Food & Farming

Food that is farmed here. Uniquely Wisconsin food that only grows here. Either way, great!

Driftless Wisconsin Food & Farming in the Spring

In 1886, John Burroughs described the sap run as “the sweet good-bye to winter…an equal marriage of sun and the frosts.” The warm days and cold nights of early spring mean tapping the maple trees, boiling sap in sugar shacks, and experiencing the pure sweet taste of fresh maple syrup.

In May, one of the most coveted items in gourmet restaurants pops magically from beneath half-dead oaks or apple trees. The morel mushroom shakes people from their winter doldrums and draws them into the woods for the year’s best treasure hunt. At the same time, other local delicacies are there for the taking. Ramps, or wild leeks, are wild onions native to North America. Raw or cooked, their pungent woodsy taste add flavor to salads, risottos, potato dishes, and eggs. And don’t forget to sauté a few fiddleheads, the unfurled tops of the young ostrich or royal ferns springing up in the woods.
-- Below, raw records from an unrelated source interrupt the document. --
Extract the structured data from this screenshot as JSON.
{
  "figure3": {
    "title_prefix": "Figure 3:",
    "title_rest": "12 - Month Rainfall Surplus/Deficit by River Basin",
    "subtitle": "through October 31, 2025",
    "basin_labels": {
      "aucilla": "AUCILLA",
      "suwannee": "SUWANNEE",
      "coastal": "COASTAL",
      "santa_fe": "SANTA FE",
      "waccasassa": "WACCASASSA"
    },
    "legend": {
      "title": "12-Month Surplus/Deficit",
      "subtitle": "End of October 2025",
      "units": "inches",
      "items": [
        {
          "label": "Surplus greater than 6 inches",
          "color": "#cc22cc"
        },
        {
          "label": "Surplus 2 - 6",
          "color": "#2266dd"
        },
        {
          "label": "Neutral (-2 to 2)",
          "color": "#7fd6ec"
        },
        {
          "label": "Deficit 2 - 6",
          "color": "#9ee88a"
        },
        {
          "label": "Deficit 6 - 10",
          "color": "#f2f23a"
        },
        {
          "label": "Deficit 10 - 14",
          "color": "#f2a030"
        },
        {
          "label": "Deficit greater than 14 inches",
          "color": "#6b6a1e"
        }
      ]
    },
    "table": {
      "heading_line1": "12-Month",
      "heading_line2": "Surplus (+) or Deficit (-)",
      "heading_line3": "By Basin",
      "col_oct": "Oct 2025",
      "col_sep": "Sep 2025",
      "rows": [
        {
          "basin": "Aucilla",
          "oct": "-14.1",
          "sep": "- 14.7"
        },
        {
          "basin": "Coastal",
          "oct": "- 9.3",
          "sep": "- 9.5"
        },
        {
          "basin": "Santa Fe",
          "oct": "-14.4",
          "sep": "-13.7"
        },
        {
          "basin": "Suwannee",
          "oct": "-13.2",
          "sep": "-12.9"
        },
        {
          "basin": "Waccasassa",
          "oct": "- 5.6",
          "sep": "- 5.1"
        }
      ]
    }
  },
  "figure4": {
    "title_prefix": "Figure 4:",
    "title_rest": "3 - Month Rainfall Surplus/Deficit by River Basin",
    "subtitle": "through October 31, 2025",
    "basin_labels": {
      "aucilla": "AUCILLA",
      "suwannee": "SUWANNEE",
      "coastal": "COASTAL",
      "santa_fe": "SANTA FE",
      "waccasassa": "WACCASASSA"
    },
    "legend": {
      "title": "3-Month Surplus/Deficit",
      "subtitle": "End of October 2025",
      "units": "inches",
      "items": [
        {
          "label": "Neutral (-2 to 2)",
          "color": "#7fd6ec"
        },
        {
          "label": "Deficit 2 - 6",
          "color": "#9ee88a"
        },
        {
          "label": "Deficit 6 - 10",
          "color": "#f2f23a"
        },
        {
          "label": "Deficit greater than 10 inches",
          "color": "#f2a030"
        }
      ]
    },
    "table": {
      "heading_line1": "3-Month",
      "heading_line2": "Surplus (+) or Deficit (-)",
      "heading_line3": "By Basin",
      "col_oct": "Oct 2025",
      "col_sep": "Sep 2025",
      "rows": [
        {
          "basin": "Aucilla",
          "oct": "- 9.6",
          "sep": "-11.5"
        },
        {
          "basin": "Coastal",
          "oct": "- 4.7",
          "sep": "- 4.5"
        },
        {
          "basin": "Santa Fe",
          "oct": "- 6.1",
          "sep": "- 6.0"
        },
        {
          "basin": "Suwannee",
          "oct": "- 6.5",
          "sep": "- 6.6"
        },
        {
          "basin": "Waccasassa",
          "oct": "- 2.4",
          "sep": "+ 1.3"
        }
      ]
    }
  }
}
Spring brings the blossoms that promise fall apples and the first delicious vegetables and fruits, such as asparagus and strawberries. You may buy them at local farms or orchards, roadside stands, or pick them yourself. As summer rolls along, the roadside stands and farmers markets offer every kind of local bounty, from homegrown sweet corn and melons to heirloom beans and heavy ripe tomatoes to more exotic new vegetables like purple carrots and blue potatoes. With the many certified farmers in the area, there is plenty of organic produce available.

Driftless Wisconsin Food & Farming in the Summer

Summer means bees and bees mean honey. There is an active group of beekeepers in the area and every type of honey is available locally, direct from the hive.

Summer is a great time to visit the local vineyards and try some wines from cold-climate grapes. Sit outside and sip a sweet fruity white or a full-bodied red while enjoying views of grapevines on valley slopes. The fall harvest is especially fun to observe.

Driftless Wisconsin Food & Farming in the Fall

In fall, along a scenic ridge near Gays Mills, traffic is brisk as visitors from many states come for the many varieties of apples grown by the seven local orchards. Paula Reds and Ginger Golds, Greenings and Galas, Cortlands and Granny Smiths, and of course, the sought-after Honeycrisp. Ciders and cider donuts. Jellies and jams. Applesauce and pies.

Where to Sample Driftless Wisconsin Food

Viroqua has a great farmers market on Saturday mornings from May through October, as does Prairie du Chien. Gays Mills has a new market on Wednesdays from 2:30 to 6:00. Watch for roadside vegetable stands and trucks piled high with sweet corn.